Today, though, I'm just going to cite a minor criticism that I made of a different point in Moreman's paper, one where he reaches for parallels about 'selflessness' across religions and religious experiences:
Moreman goes on to suggest a similarity between Buddhist and Taoist views of self-less-ness and the sort of selflessness that one finds in the thought of St. Paul and in the lives of people who have had Near Death Experiences, or NDEs. Moreman argues that when Paul speaks of dying to sin, one dies to self and is reborn sinless and therefore selfless.
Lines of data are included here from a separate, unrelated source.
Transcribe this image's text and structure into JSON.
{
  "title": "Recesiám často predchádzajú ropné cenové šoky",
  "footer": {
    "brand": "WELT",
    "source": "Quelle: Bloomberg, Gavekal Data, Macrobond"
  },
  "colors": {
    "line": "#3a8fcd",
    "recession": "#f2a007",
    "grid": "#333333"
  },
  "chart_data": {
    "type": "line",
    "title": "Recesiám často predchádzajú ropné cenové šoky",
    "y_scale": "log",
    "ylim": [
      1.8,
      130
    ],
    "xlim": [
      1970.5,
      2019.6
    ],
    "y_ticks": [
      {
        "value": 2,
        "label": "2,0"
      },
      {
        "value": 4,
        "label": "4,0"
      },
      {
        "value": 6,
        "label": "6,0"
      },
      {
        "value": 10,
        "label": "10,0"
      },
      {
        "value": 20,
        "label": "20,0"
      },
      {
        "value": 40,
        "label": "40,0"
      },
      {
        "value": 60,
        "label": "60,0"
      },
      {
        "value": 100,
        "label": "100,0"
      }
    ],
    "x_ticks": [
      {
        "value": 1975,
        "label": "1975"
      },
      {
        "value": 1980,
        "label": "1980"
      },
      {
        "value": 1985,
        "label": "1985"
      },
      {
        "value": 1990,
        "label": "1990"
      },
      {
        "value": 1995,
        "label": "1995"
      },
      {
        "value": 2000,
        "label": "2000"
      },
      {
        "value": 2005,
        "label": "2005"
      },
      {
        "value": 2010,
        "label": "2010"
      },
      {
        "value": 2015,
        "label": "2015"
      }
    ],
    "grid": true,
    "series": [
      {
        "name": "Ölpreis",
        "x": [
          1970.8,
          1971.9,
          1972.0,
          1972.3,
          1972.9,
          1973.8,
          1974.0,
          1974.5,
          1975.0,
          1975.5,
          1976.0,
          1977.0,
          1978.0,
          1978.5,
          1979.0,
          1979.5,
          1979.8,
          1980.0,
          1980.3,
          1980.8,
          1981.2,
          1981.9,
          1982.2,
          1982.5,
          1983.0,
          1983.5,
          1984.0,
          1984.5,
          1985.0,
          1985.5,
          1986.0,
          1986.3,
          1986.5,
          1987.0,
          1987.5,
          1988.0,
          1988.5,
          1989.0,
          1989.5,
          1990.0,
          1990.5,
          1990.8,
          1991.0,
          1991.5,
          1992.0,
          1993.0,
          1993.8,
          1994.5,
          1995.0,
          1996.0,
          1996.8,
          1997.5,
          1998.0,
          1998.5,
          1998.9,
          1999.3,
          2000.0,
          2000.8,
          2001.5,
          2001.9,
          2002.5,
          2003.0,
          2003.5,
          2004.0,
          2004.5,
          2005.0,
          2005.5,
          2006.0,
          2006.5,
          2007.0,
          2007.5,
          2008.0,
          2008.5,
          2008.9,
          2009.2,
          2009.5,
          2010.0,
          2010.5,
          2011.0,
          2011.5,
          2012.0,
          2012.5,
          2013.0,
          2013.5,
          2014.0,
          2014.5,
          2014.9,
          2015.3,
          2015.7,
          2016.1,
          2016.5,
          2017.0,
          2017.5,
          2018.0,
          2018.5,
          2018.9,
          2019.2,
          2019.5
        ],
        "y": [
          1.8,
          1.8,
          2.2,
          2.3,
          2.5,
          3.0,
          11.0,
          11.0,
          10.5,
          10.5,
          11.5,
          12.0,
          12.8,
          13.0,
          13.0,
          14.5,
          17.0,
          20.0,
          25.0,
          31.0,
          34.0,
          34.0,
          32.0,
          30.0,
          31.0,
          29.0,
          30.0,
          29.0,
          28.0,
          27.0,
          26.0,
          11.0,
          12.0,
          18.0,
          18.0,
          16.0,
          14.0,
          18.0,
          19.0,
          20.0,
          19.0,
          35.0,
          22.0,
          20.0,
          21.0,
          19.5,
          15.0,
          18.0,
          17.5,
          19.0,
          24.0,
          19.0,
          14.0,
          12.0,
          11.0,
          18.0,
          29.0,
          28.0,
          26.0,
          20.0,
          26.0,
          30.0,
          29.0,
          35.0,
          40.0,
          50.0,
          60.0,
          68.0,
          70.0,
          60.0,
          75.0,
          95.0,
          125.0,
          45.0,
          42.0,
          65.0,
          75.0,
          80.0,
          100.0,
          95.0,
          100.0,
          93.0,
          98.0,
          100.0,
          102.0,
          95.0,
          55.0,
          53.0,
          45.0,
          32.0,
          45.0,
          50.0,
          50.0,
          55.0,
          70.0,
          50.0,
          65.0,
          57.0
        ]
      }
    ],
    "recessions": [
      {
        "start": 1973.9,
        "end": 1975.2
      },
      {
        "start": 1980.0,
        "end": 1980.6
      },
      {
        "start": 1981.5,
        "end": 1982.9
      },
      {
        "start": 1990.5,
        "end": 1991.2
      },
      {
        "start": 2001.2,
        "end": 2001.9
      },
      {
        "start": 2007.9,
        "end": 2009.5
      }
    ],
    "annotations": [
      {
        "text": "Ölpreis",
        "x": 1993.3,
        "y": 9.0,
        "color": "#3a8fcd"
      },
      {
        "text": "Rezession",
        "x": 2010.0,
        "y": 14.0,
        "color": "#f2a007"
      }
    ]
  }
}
Similarly, those who have undergone NDEs live far more selfless lives, says Moreman, pointing to the results of a study by Cherie Sutherland (Sutherland, Reborn in the Light), as well as in other studies of NDE (e.g., Grot-Marnat and Summers, "Altered Beliefs"; and Greyson and Stevenson, "The Phenomenology of Near-Death Experiences"). This is an interesting perspective, but I wonder about it. While I can concede parallels in the de-emphasis upon self in Buddhism, Taoism, St. Paul, and NDE people, I nevertheless think that some equivocation in the meaning of the term "self" is slipping in. For the Buddhist and Taoist, the self is unstable, in flux, but for St. Paul and NDE people, the self is stable, even assured of existence after death. For the former, denial of self is an ontological issue, but for the latter, it is an ethical issue. The related term "selflessness" is thus also different, as is the implication of the term "selfish." Denial of self simply does not mean the same thing across the smorgasboard of religions.
That's enough for today, I hope, for I've got that grading to get to. Thanks to all who visit and read my musings...

Bibliography:

Greyson, Bruce and Ian Stevenson. "The Phenomenology of Near-Death Experiences." American Journal of Psychiatry 137. 1980. pages 1193-1196.

Grot-Marnat, G. and R. Summers. "Altered Beliefs, Attitudes, and Behaviors Following Near-Death Experiences." Journal of Humanistic Psychology 38. 1998. page 110-125.

Sutherland, Cherie. Reborn in the Light: Life After Near-Death Experiences. New York: Bantam, 1995.